STEP TWO: Give reasonable choices (alter the refused food, don’t ever replace it!)

Give choices.  I gave my son choices, “If you’d like we can add something to your green beans to change the way they taste. We can add some butter, some salt or we can sprinkle parmesean cheese onto them. Which one of those choices do you think will help you change the taste?  You can choose or mommy can choose for you.”

STEP THREE: Give your child the power to fix the problem on their own. (let them choose and let them be the one to modify or change the food)

“I think parmesean cheese will make these string beans taste better.” said my son. “Ok, great choice, i’ll go get the shaker,” I replied. I handed the shaker to my son to let him do the shaking and make the change.


Reward them for “making a good choice.”  While my son was shaking the cheese, I gave him positive feedback and praise to reinforce his choice. “Wow, that looks really yummy. You really made a great choice.  Nice work!”

And with that, we got back to dinner and he gobbled up every bite of his string beans while we talked about our day.

Why did this work?

This worked because I have a complete plan for handling normal food refusals and I am 100% consistent with it. It worked because this is just one of the many feeding “tools” that I have in my tool box to meet each meal with success.  You can read about additional strategies or “tools” by clicking here, here, here, here and here.

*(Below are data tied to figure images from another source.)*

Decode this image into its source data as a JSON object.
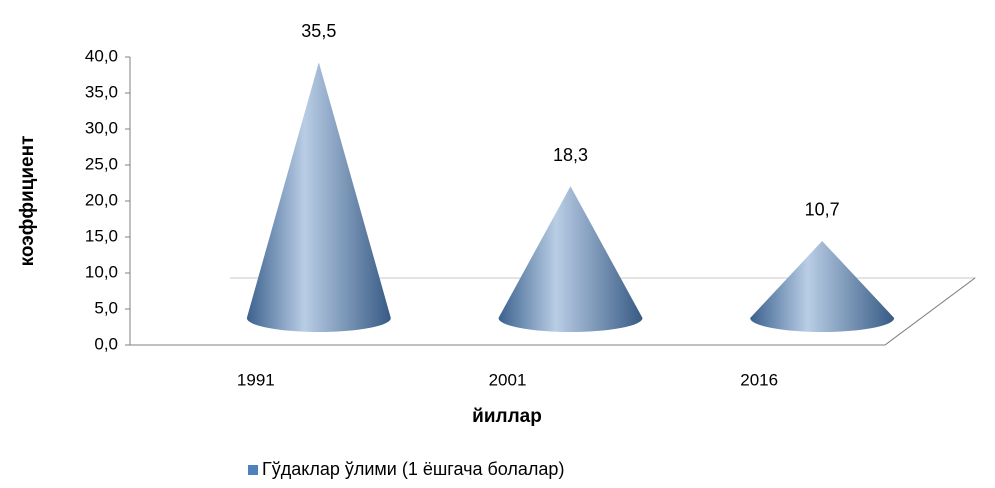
{
  "chart_data": {
    "type": "cone",
    "categories": [
      "1991",
      "2001",
      "2016"
    ],
    "series": [
      {
        "name": "Гўдаклар ўлими (1 ёшгача болалар)",
        "color": "#4f81bd",
        "values": [
          35.5,
          18.3,
          10.7
        ],
        "value_labels": [
          "35,5",
          "18,3",
          "10,7"
        ]
      }
    ],
    "ylim": [
      0,
      40
    ],
    "yticks": [
      {
        "value": 0,
        "label": "0,0"
      },
      {
        "value": 5,
        "label": "5,0"
      },
      {
        "value": 10,
        "label": "10,0"
      },
      {
        "value": 15,
        "label": "15,0"
      },
      {
        "value": 20,
        "label": "20,0"
      },
      {
        "value": 25,
        "label": "25,0"
      },
      {
        "value": 30,
        "label": "30,0"
      },
      {
        "value": 35,
        "label": "35,0"
      },
      {
        "value": 40,
        "label": "40,0"
      }
    ],
    "y_label": "коэффициент",
    "x_label": "йиллар",
    "legend": "bottom"
  }
}
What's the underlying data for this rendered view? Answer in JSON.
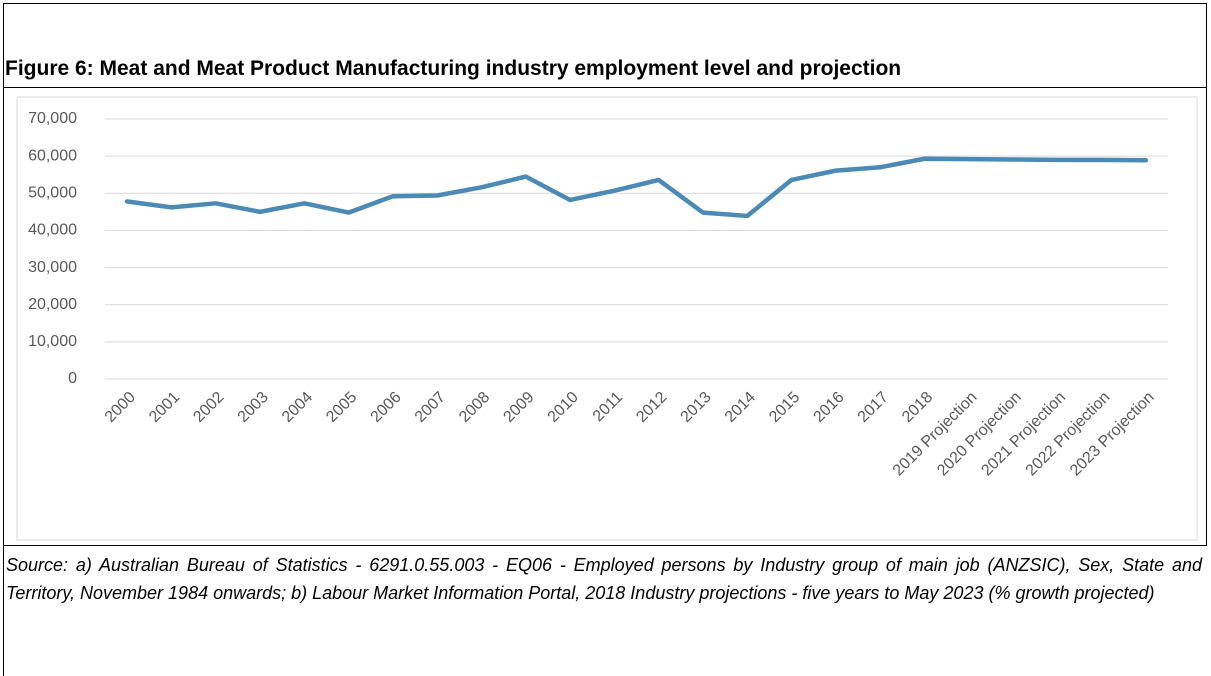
{
  "chart_data": {
    "type": "line",
    "title": "Figure 6: Meat and Meat Product Manufacturing industry employment level and projection",
    "source": "Source: a) Australian Bureau of Statistics - 6291.0.55.003 - EQ06 - Employed persons by Industry group of main job (ANZSIC), Sex, State and Territory, November 1984 onwards; b) Labour Market Information Portal, 2018 Industry projections - five years to May 2023 (% growth projected)",
    "categories": [
      "2000",
      "2001",
      "2002",
      "2003",
      "2004",
      "2005",
      "2006",
      "2007",
      "2008",
      "2009",
      "2010",
      "2011",
      "2012",
      "2013",
      "2014",
      "2015",
      "2016",
      "2017",
      "2018",
      "2019 Projection",
      "2020 Projection",
      "2021 Projection",
      "2022 Projection",
      "2023 Projection"
    ],
    "values": [
      47800,
      46200,
      47300,
      45000,
      47300,
      44800,
      49200,
      49400,
      51600,
      54500,
      48200,
      50700,
      53600,
      44800,
      43900,
      53600,
      56100,
      57000,
      59300,
      59200,
      59100,
      59000,
      59000,
      58900
    ],
    "color": "#4a8ab5",
    "ylim": [
      0,
      70000
    ],
    "yticks": [
      0,
      {
        "value": 10000,
        "label": "10,000"
      },
      {
        "value": 20000,
        "label": "20,000"
      },
      {
        "value": 30000,
        "label": "30,000"
      },
      {
        "value": 40000,
        "label": "40,000"
      },
      {
        "value": 50000,
        "label": "50,000"
      },
      {
        "value": 60000,
        "label": "60,000"
      },
      {
        "value": 70000,
        "label": "70,000"
      }
    ],
    "grid": true
  }
}
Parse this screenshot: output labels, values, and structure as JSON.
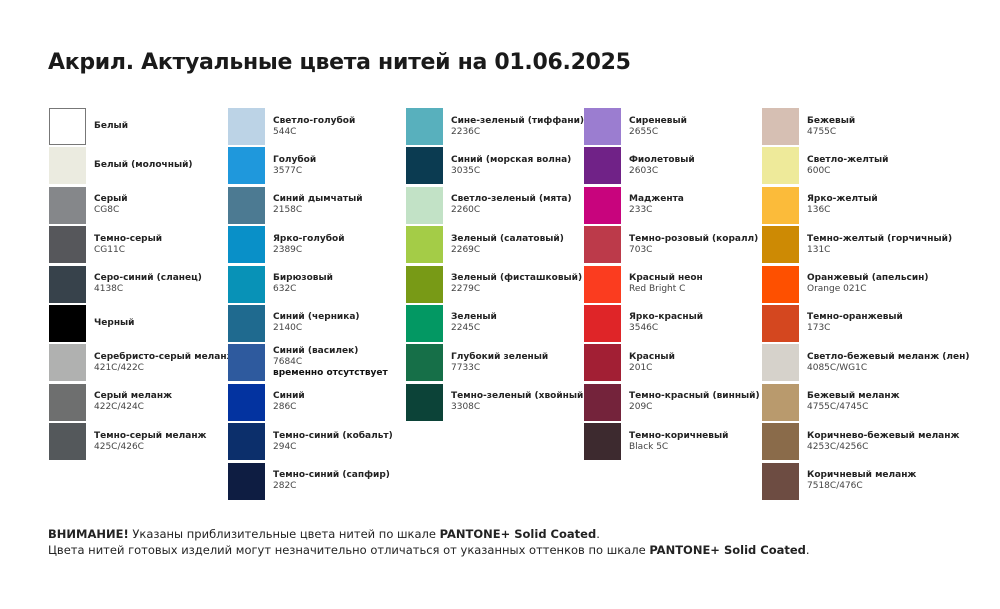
{
  "title": "Акрил. Актуальные цвета нитей на 01.06.2025",
  "columns": [
    [
      {
        "name": "Белый",
        "code": "",
        "color": "#ffffff"
      },
      {
        "name": "Белый (молочный)",
        "code": "",
        "color": "#ebebe0"
      },
      {
        "name": "Серый",
        "code": "CG8C",
        "color": "#85878a"
      },
      {
        "name": "Темно-серый",
        "code": "CG11C",
        "color": "#56575b"
      },
      {
        "name": "Серо-синий (сланец)",
        "code": "4138C",
        "color": "#37424b"
      },
      {
        "name": "Черный",
        "code": "",
        "color": "#000000"
      },
      {
        "name": "Серебристо-серый меланж",
        "code": "421C/422C",
        "color": "#b0b1b0"
      },
      {
        "name": "Серый меланж",
        "code": "422C/424C",
        "color": "#6e6f6f"
      },
      {
        "name": "Темно-серый меланж",
        "code": "425C/426C",
        "color": "#54585b"
      }
    ],
    [
      {
        "name": "Светло-голубой",
        "code": "544C",
        "color": "#bcd3e6"
      },
      {
        "name": "Голубой",
        "code": "3577C",
        "color": "#1f98dc"
      },
      {
        "name": "Синий дымчатый",
        "code": "2158C",
        "color": "#4c7a92"
      },
      {
        "name": "Ярко-голубой",
        "code": "2389C",
        "color": "#0990c8"
      },
      {
        "name": "Бирюзовый",
        "code": "632C",
        "color": "#0892b7"
      },
      {
        "name": "Синий (черника)",
        "code": "2140C",
        "color": "#1f6a8f"
      },
      {
        "name": "Синий (василек)",
        "code": "7684C",
        "note": "временно отсутствует",
        "color": "#2e5a9e"
      },
      {
        "name": "Синий",
        "code": "286C",
        "color": "#0333a0"
      },
      {
        "name": "Темно-синий (кобальт)",
        "code": "294C",
        "color": "#0c2f6b"
      },
      {
        "name": "Темно-синий (сапфир)",
        "code": "282C",
        "color": "#0e1d42"
      }
    ],
    [
      {
        "name": "Сине-зеленый (тиффани)",
        "code": "2236C",
        "color": "#58b0bd"
      },
      {
        "name": "Синий (морская волна)",
        "code": "3035C",
        "color": "#0b3b51"
      },
      {
        "name": "Светло-зеленый (мята)",
        "code": "2260C",
        "color": "#c2e2c6"
      },
      {
        "name": "Зеленый (салатовый)",
        "code": "2269C",
        "color": "#a4cc47"
      },
      {
        "name": "Зеленый (фисташковый)",
        "code": "2279C",
        "color": "#789a16"
      },
      {
        "name": "Зеленый",
        "code": "2245C",
        "color": "#039863"
      },
      {
        "name": "Глубокий зеленый",
        "code": "7733C",
        "color": "#166f48"
      },
      {
        "name": "Темно-зеленый (хвойный)",
        "code": "3308C",
        "color": "#0c4338"
      }
    ],
    [
      {
        "name": "Сиреневый",
        "code": "2655C",
        "color": "#9b7dd0"
      },
      {
        "name": "Фиолетовый",
        "code": "2603C",
        "color": "#702287"
      },
      {
        "name": "Маджента",
        "code": "233C",
        "color": "#c8047d"
      },
      {
        "name": "Темно-розовый (коралл)",
        "code": "703C",
        "color": "#bc3a4a"
      },
      {
        "name": "Красный неон",
        "code": "Red Bright C",
        "color": "#fb3c1f"
      },
      {
        "name": "Ярко-красный",
        "code": "3546C",
        "color": "#df2528"
      },
      {
        "name": "Красный",
        "code": "201C",
        "color": "#a21f34"
      },
      {
        "name": "Темно-красный (винный)",
        "code": "209C",
        "color": "#74233b"
      },
      {
        "name": "Темно-коричневый",
        "code": "Black 5C",
        "color": "#3d2a2f"
      }
    ],
    [
      {
        "name": "Бежевый",
        "code": "4755C",
        "color": "#d6bfb3"
      },
      {
        "name": "Светло-желтый",
        "code": "600C",
        "color": "#eeea9a"
      },
      {
        "name": "Ярко-желтый",
        "code": "136C",
        "color": "#fbbb3a"
      },
      {
        "name": "Темно-желтый (горчичный)",
        "code": "131C",
        "color": "#cd8a04"
      },
      {
        "name": "Оранжевый (апельсин)",
        "code": "Orange 021C",
        "color": "#fe5000"
      },
      {
        "name": "Темно-оранжевый",
        "code": "173C",
        "color": "#d4471f"
      },
      {
        "name": "Светло-бежевый меланж (лен)",
        "code": "4085C/WG1C",
        "color": "#d6d2cb"
      },
      {
        "name": "Бежевый меланж",
        "code": "4755C/4745C",
        "color": "#b99a6d"
      },
      {
        "name": "Коричнево-бежевый меланж",
        "code": "4253C/4256C",
        "color": "#8a6b4a"
      },
      {
        "name": "Коричневый меланж",
        "code": "7518C/476C",
        "color": "#6d4c42"
      }
    ]
  ],
  "footer": {
    "line1_bold": "ВНИМАНИЕ!",
    "line1_text": " Указаны приблизительные цвета нитей по шкале ",
    "line1_pantone": "PANTONE+ Solid Coated",
    "line1_end": ".",
    "line2_text": "Цвета нитей готовых изделий могут незначительно отличаться от указанных оттенков по шкале ",
    "line2_pantone": "PANTONE+ Solid Coated",
    "line2_end": "."
  }
}
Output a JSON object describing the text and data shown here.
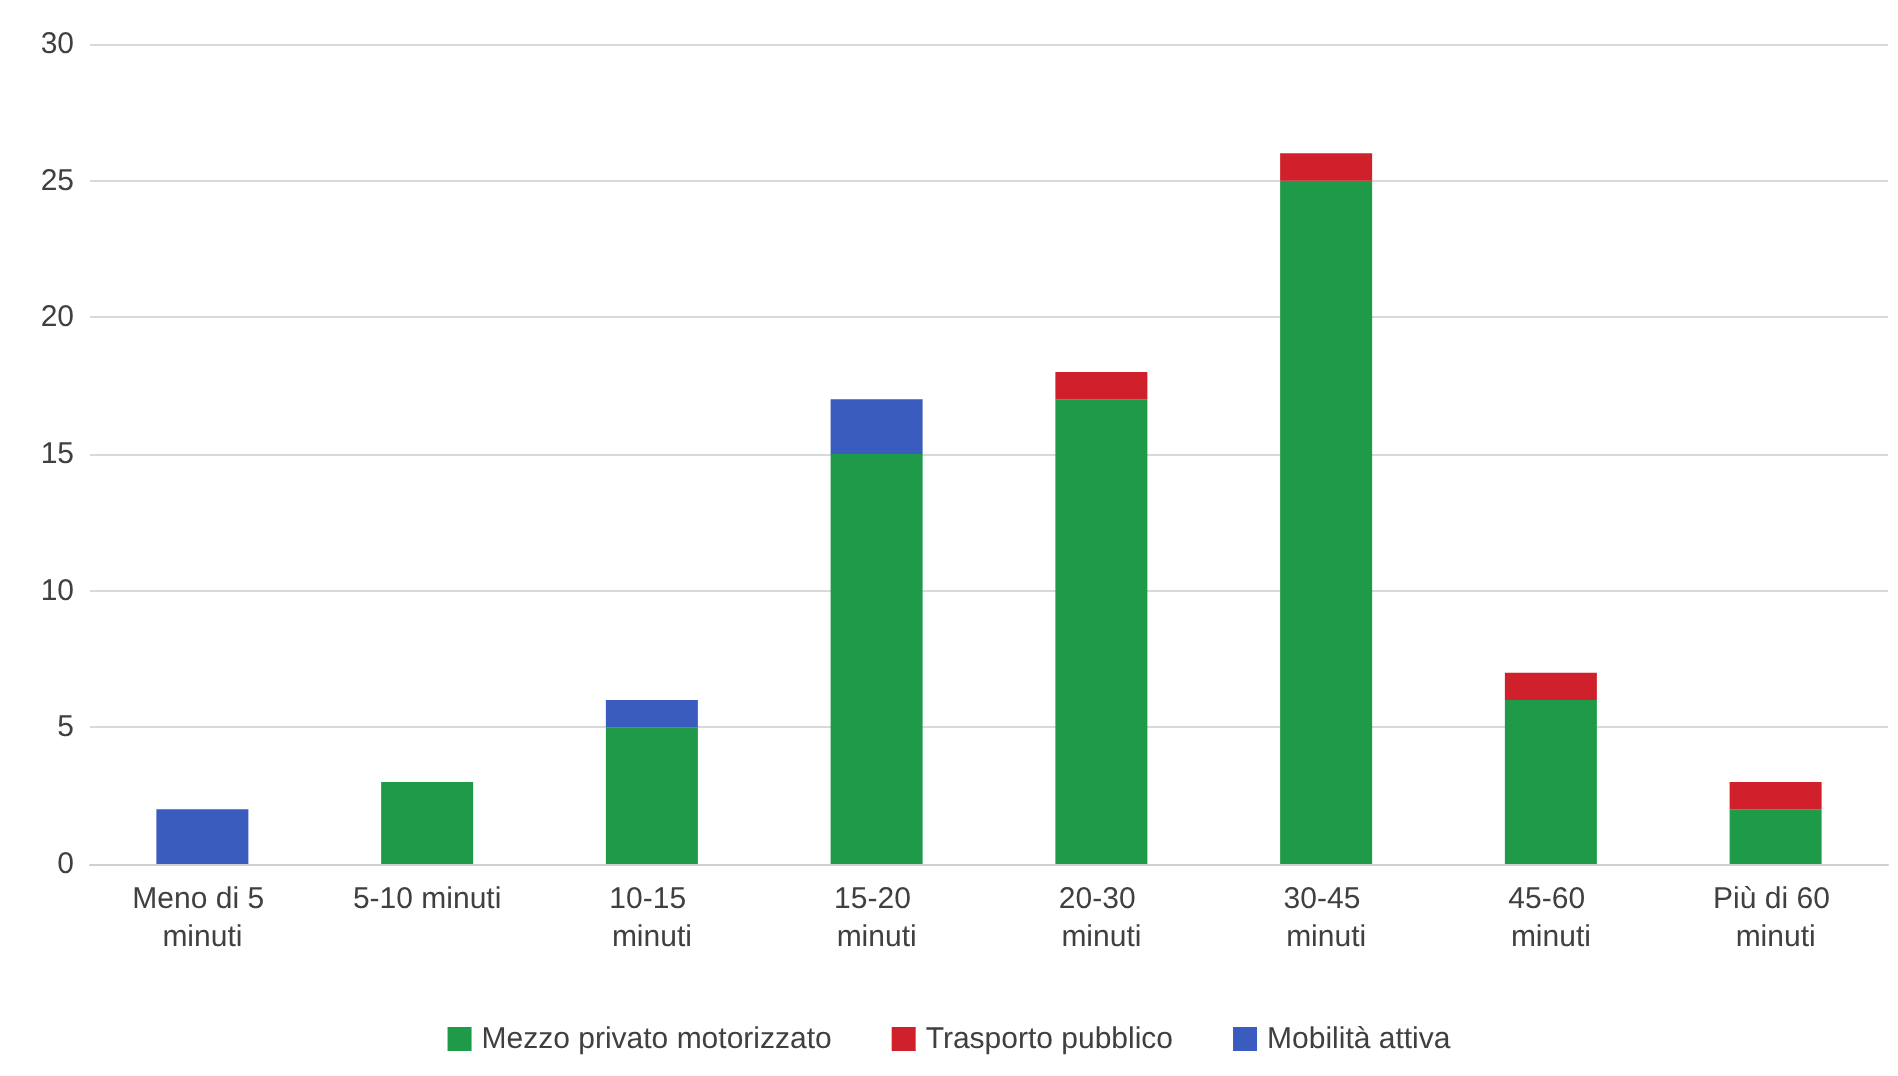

Let’s be honest, some kids are awesome eaters right from the start and if you have one you are incredibly lucky (offer up some thanks right now), but many other children struggle, preferring processed foods over healthier choices and its absolutely no fun when battles begin at the table.

It’s not new information that children NEED to eat healthy foods for the bodies to function and for their brains to grow. What your child eats now is forming the adult body and brain that they will evolve into. Nothing is more important than nourishing them and setting them up for a healthy and successful life.

Children that are healthy eaters are happier kids and that makes their parents feel happy too.